Sesuai hasil survei serologi pada Maret 2022, Kementerian Kesehatan bersama dengan tim epidemiologi Fakultas Kesehatan Masyarakat Universitas Indonesia (FKM UI) menyatakan, lebih dari 99,2 persen populasi di Pulau Jawa dan Bali telah memiliki antibodi COVID-19.

Persentase antibodi COVID-19 di Pulau Jawa dan Bali meningkat. Pada survei serologi Desember 2021, antibodi di angka 93 persen dari sampel yang diambil di 30 kabupaten/kota di kedua pulau tersebut. Selanjutnya, pada sero survei kedua pada Maret 2022, persentase antibodi pun meningkat, menjadi 99,2 persen.

Data hasil survei antibodi 99,2 persen diambil dari sampel di 21 kabupaten/kota di Pulau Jawa dan Bali, terutama kabupaten/kota asal-tujuan mudik Idulfitri 2022. Sampel diambil dari sebagian orang yang terlibat pada survei Desember 2021.

"Kalau jumlah sampelnya (survei antibodi) hanya 2.100 dan dilaksanakan di 21 kabupaten/kota, tentu itu tidak bisa digeneralisir ke (keseluruhan gambaran) Indonesia.
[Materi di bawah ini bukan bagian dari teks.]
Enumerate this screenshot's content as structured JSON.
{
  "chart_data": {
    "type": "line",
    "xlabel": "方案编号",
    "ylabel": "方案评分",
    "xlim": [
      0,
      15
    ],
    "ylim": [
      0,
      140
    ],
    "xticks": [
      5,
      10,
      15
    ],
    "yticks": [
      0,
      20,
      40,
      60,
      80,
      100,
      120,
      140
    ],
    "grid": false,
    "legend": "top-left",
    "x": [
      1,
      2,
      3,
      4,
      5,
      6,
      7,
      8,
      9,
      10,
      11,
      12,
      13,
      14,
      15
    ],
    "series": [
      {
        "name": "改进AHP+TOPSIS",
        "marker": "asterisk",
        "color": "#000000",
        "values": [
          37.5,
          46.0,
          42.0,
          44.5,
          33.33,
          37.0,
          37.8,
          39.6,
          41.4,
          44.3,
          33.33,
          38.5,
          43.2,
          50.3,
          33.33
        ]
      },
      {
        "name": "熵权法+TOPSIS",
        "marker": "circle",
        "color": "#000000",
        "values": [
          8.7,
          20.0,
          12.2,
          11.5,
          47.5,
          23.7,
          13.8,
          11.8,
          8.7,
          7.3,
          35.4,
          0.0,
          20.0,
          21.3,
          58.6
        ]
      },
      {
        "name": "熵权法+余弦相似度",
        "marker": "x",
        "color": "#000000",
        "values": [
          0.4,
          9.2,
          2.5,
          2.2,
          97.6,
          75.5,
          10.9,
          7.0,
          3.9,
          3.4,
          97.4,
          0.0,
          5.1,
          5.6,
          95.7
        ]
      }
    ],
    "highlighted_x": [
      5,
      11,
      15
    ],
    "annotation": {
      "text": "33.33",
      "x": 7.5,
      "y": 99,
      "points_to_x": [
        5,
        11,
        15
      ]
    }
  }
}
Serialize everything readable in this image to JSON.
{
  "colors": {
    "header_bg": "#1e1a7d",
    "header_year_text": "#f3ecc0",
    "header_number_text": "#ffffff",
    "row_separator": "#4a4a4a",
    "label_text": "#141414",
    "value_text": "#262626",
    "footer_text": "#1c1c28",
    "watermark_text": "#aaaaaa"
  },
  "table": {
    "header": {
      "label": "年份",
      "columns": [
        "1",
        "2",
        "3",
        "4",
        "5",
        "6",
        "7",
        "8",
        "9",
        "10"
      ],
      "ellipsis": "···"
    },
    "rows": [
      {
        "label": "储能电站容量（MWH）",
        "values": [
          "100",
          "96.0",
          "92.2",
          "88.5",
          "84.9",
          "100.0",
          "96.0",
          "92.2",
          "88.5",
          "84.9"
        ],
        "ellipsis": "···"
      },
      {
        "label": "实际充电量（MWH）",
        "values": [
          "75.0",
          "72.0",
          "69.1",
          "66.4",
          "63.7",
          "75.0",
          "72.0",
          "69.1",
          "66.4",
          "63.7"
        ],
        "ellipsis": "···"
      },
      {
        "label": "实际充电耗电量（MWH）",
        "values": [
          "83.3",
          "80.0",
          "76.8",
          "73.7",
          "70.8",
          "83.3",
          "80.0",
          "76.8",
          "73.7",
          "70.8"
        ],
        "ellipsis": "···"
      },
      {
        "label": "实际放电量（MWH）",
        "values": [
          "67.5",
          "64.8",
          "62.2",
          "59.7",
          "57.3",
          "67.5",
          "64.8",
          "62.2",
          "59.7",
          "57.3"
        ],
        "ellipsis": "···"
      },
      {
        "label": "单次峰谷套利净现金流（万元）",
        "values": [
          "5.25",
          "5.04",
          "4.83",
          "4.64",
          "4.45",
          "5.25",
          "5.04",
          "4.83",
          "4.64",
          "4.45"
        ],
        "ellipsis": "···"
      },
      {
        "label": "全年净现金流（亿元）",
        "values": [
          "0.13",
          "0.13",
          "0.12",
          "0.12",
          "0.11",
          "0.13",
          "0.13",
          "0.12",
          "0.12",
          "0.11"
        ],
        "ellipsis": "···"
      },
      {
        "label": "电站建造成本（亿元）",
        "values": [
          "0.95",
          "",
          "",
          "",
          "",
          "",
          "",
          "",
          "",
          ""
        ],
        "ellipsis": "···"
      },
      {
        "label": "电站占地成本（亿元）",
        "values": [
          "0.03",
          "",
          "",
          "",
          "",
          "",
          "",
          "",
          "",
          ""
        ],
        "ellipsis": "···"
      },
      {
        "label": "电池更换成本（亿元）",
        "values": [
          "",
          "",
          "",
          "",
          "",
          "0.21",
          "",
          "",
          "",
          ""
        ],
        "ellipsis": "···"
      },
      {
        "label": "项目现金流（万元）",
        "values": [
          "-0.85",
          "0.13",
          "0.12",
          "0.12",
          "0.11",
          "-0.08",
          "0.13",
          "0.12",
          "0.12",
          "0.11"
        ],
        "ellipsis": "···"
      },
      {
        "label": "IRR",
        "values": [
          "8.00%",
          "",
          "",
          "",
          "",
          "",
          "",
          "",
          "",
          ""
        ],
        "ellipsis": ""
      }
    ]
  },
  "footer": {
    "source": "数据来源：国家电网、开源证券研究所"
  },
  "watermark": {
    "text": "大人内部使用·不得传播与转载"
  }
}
Mengapa? Karena jumlah sampel yang begitu kecil," terang Masdalina saat dihubungi Health Liputan6.com melalui sambungan telepon pada Senin, 25 April 2022.

"Ditemukan orang yang divaksin kan sudah banyak ya. Kalau orang yang sudah divaksin 60 persen, maka jumlah sampelnya akan menjadi kecil."

 

* Fakta atau Hoaks? Untuk mengetahui kebenaran informasi yang beredar, silakan WhatsApp ke nomor Cek Fakta Liputan6.com 0811 9787 670 hanya dengan ketik kata kunci yang diinginkan.

* Follow Official WhatsApp Channel Liputan6.com untuk mendapatkan berita-berita terkini dengan mengklik tautan ini.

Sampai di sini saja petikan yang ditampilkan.